Obamacare requires insurers to cover birth control without any cost to the patient

Photo by Tim Matsui/Getty Images

Obamacare requires health insurance plans to cover all FDA-approved contraceptives without any cost to the patient.

While birth control is often used as shorthand for hormonal birth control pills, in the case of the health-care law, it refers 18 types of contraceptives that the FDA has found to be safe and effective. This includes but is not limited to oral contraception (a.k.a. the pill), birth control patches, the ring (otherwise known as Nuvaring), the shot (Depo-Provera), IUDs (intrauterine devices), and permanent contraceptives like sterilization.

The birth control mandate means insurance plans cannot charge co-payments when patients fill any birth control prescription, whether that's for birth control pills, an IUD (which can cost as much as $1,000), or something else.

Insurers used a loophole to avoid covering some birth control products

Two recent investigations — one by the Kaiser Family Foundation and another by the National Women's Law Center — found that not all insurance plans were abiding by these rules.

Some insurers seemed to blatantly disregard the Obamacare mandate. The KFF study — which looked at a sample of 20 insurers in five states — found one that simply didn't cover the birth control ring and four that "couldn't ascertain" whether they covered birth control implants. These are potential violations of the law.

What was more common, however, was insurers using something called "reasonable medical management." This is where insurers restrict access to certain medications when they think there might be a cheaper, equally effective way for patients to get the same treatment — and this did seem to be legal under the health law's birth control mandate, until now.

This tactic seems to be especially prevalent with birth control patches and rings. These contraceptives use the same hormones as pills. And they have a slightly worse failure rate than the pill. On these contraceptives, 9 out of 100 women using them will become pregnant within a year, versus a 6 percent failure rate with the pill.

The pill has another advantage over the patch and the ring, too: it tends to be slightly cheaper.
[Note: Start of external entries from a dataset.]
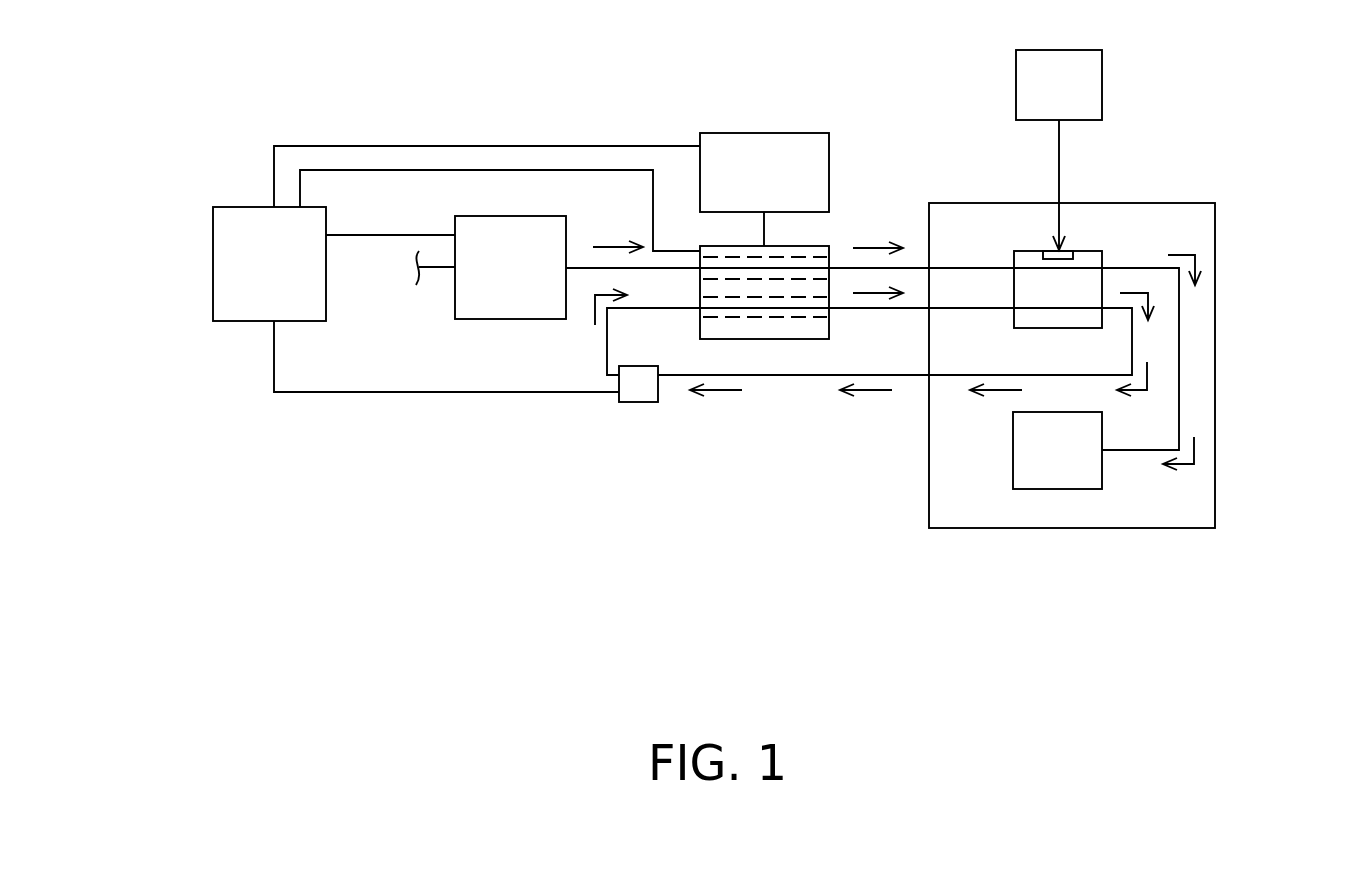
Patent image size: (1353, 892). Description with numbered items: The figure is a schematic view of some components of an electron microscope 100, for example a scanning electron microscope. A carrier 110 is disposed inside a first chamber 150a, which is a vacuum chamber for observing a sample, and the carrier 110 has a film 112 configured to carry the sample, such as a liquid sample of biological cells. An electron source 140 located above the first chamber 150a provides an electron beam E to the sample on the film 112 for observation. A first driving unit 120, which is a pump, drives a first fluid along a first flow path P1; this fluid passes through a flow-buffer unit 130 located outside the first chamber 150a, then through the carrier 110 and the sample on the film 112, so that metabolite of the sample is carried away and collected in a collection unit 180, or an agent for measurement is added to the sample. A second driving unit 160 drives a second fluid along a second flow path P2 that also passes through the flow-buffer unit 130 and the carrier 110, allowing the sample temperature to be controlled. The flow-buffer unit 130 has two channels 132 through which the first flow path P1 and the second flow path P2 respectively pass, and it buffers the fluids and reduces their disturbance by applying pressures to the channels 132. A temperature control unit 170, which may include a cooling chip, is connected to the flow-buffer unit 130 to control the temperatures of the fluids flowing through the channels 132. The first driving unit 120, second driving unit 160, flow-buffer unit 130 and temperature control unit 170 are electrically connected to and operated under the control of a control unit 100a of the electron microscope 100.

The electron microscope 100 is at (1270, 668).
The control unit 100a is at (228, 322).
The carrier 110 is at (1088, 250).
The film 112 is at (1028, 261).
The first driving unit 120 is at (450, 217).
The flow-buffer unit 130 is at (795, 315).
The channels 132 is at (803, 257).
The electron source 140 is at (1102, 84).
The first chamber 150a is at (1215, 457).
The second driving unit 160 is at (638, 402).
The temperature control unit 170 is at (765, 131).
The collection unit 180 is at (1060, 490).
The electron beam E is at (1060, 163).
The first flow path P1 is at (612, 245).
The second flow path P2 is at (590, 315).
So the KFF study finds that some plans are limiting access to rings and patches, offering the pill as an equally effective option.

One insurer that KFF talked to said it "cover[s] a birth control pill with no cost-sharing and therefore charges cost-sharing for the NuvaRing, which has the same chemical composition." Another insurer charges cost-sharing and requires enrollees to "show medical necessity on why oral contraceptives are not suitable before they will cover the NuvaRing."
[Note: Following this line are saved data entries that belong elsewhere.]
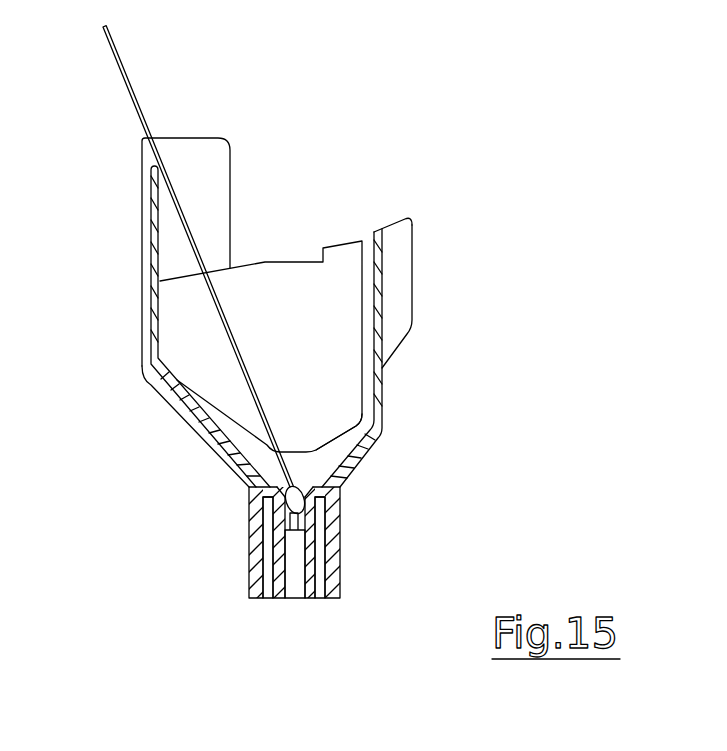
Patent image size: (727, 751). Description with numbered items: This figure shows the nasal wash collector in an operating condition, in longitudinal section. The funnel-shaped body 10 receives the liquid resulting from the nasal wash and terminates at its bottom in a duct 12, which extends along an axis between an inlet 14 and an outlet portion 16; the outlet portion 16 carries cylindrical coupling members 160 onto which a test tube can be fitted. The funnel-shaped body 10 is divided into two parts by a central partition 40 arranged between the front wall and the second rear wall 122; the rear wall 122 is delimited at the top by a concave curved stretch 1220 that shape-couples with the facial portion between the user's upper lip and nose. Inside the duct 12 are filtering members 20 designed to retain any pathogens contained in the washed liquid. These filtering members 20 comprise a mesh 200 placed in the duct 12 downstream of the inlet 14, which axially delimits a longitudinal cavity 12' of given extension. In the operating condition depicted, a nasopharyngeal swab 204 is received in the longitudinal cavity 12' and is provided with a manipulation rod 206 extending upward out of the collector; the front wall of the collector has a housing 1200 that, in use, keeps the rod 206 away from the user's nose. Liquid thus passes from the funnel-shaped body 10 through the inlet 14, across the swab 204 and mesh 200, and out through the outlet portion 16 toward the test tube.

The manipulation rod 206 is at (118, 44).
The housing 1200 is at (133, 150).
The central partition 40 is at (272, 300).
The concave curved stretch 1220 is at (430, 165).
The second rear wall 122 is at (398, 295).
The inlet 14 is at (330, 457).
The longitudinal cavity 12' is at (224, 460).
The funnel-shaped body 10 is at (358, 450).
The filtering members 20 is at (236, 476).
The nasopharyngeal swab 204 is at (273, 498).
The mesh 200 is at (288, 514).
The cylindrical coupling members 160 is at (339, 523).
The duct 12 is at (295, 559).
The outlet portion 16 is at (289, 608).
The Obama administration's new order: cover all birth control types

The IUD is among the types of birth control that Obamacare requires insurers to cover. (Shutterstock)

In new guidance released May 11, the Obama administration essentially said this type of reasonable medical management is illegal — that the mandate in Obamacare ought to be interpreted as requiring insurers to cover every type of birth control.
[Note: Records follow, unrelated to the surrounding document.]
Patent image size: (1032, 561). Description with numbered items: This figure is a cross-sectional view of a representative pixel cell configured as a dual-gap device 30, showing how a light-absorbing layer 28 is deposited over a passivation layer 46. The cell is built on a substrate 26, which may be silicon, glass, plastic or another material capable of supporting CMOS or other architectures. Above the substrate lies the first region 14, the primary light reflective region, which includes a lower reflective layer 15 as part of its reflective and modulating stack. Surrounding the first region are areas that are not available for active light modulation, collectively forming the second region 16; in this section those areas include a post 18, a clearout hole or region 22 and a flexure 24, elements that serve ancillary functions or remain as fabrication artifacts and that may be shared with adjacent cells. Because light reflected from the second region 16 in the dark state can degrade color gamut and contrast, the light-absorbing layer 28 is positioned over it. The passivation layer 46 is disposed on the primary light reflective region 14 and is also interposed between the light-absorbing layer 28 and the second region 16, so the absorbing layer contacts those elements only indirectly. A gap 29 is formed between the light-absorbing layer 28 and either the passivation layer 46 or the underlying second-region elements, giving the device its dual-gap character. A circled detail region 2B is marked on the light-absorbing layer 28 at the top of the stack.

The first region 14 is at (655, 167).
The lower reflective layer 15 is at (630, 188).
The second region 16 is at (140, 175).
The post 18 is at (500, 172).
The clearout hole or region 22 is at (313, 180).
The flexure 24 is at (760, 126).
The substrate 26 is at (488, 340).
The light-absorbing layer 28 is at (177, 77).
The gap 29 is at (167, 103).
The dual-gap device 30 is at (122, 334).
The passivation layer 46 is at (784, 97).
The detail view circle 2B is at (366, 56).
This does not, however, mean that insurers have to cover every single birth control product approved by the FDA. The new guidance does give them leeway to limit coverage to certain products so long as they cover all contraceptive types.

For example: an insurance plan cannot deny a woman coverage for a birth control patch and ask her to use pills instead. This new guidance makes that flatly illegal.

What it can do, however, is only offer coverage for the generic birth control patch and refuse to pay for the brand-name one.

Overall, reproductive health advocates were pleased with the new guidance, which they think will better protect women's access to care.

"It is past time for insurers to adhere to the law and stop telling women that their chosen method isn’t covered or that they must pay for it," Gretchen Borchelt, vice president for reproductive rights at the National Women's Law Center, said in a statement. "We welcome the Administration’s guidance and know it will go a long way to improve the health and economic well-being of women and their families."